Introduction to Permutation Feature Importance#
Permutation Feature Importance is a model-agnostic method, which means that it is not restricted to a certain model type, and it is a global method, which means that it only provides explanations for a full dataset, but not for individual samples. Permutation Feature Importance was introduced in 2001 by Breiman et al. for Random Forest models and extended to a model-agnostic version in 2018 by Fischer et al.
For a short video introduction to Permutation Feature Importance, click below:
To summarize, Permutation Feature Importance for a dataset of your choice works in the following way:
First, an already trained model predicts outputs and computes a performance measure for our dataset. This will serve as baseline performance.
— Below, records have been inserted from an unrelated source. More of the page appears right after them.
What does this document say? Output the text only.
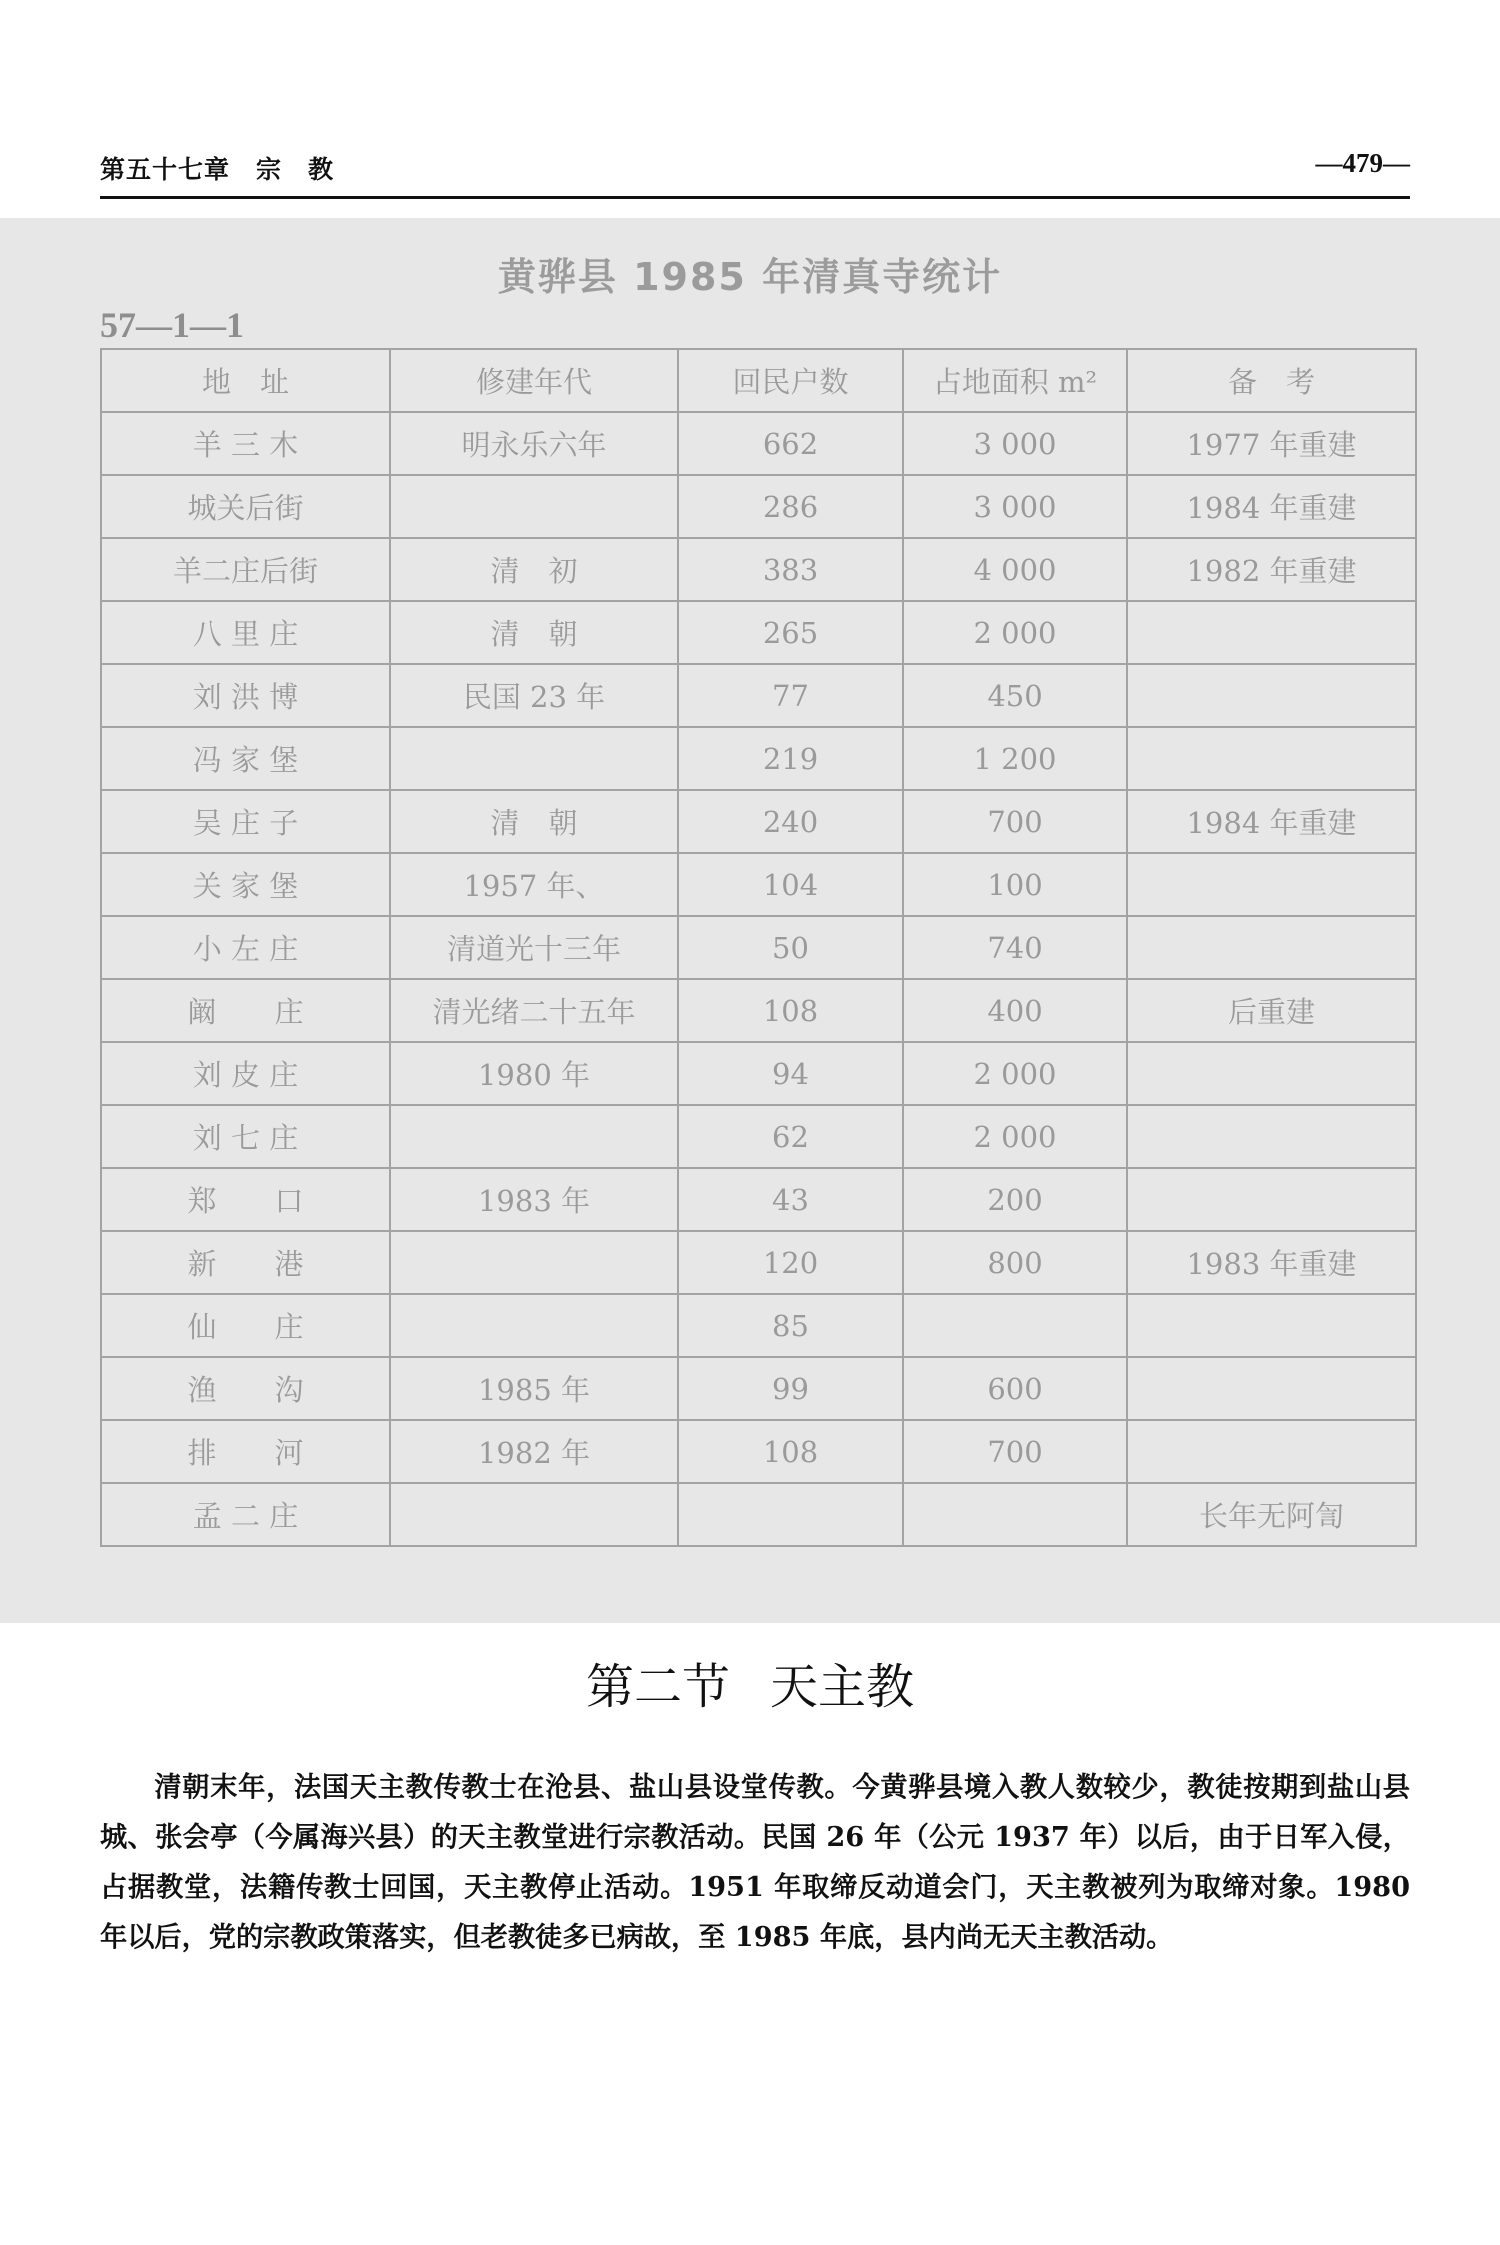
第五十七章　宗　教	—479—
黄骅县 1985 年清真寺统计
57—1—1
地　址	修建年代	回民户数	占地面积 m²	备　考
羊 三 木	明永乐六年	662	3 000	1977 年重建
城关后街		286	3 000	1984 年重建
羊二庄后街	清　初	383	4 000	1982 年重建
八 里 庄	清　朝	265	2 000	
刘 洪 博	民国 23 年	77	450	
冯 家 堡		219	1 200	
吴 庄 子	清　朝	240	700	1984 年重建
关 家 堡	1957 年、	104	100	
小 左 庄	清道光十三年	50	740	
阚　　庄	清光绪二十五年	108	400	后重建
刘 皮 庄	1980 年	94	2 000	
刘 七 庄		62	2 000	
郑　　口	1983 年	43	200	
新　　港		120	800	1983 年重建
仙　　庄		85		
渔　　沟	1985 年	99	600	
排　　河	1982 年	108	700	
孟 二 庄				长年无阿訇
第二节 天主教

清朝末年，法国天主教传教士在沧县、盐山县设堂传教。今黄骅县境入教人数较少，教徒按期到盐山县城、张会亭（今属海兴县）的天主教堂进行宗教活动。民国 26 年（公元 1937 年）以后，由于日军入侵，占据教堂，法籍传教士回国，天主教停止活动。1951 年取缔反动道会门，天主教被列为取缔对象。1980 年以后，党的宗教政策落实，但老教徒多已病故，至 1985 年底，县内尚无天主教活动。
Then, we carry out the following steps for each feature (potentially repeated multiple times):
We permute the features value across the dataset, essentially messing up any connection between the label and this feature.
We predict outputs and compute the performance measure based on our dataset with the permuted feature.
We compare the performance measure with the baseline performance.
We use the difference between baseline performance and permuted performance as an indicator of the importance of the feature.
If both performances are similar, the permuted feature did not lead to a decrease in model performance, indicating that the model did not rely heavily on the feature, hence assigning low importance. On the other hand, if the performance of the data with the permuted feature is much worse than the baseline performance, this shows that the model highly depended on the feature to produce good scores.
References#
Permutation Feature Importance for Random Forests: Breiman, L. Random forests. Machine learning. 2001.
Model Agnostic Permutation Feature Importance: Fisher, A., Rudin, C., & Dominici, F. All models are wrong, but many are useful: Learning a variable’s importance by studying an entire class of prediction models simultaneously. Journal of Machine Learning Research. 2018.
XAI Book: Molnar, Christoph. Interpretable Machine Learning: A Guide for Making Black Box Models Explainable. Lulu.com. 2022.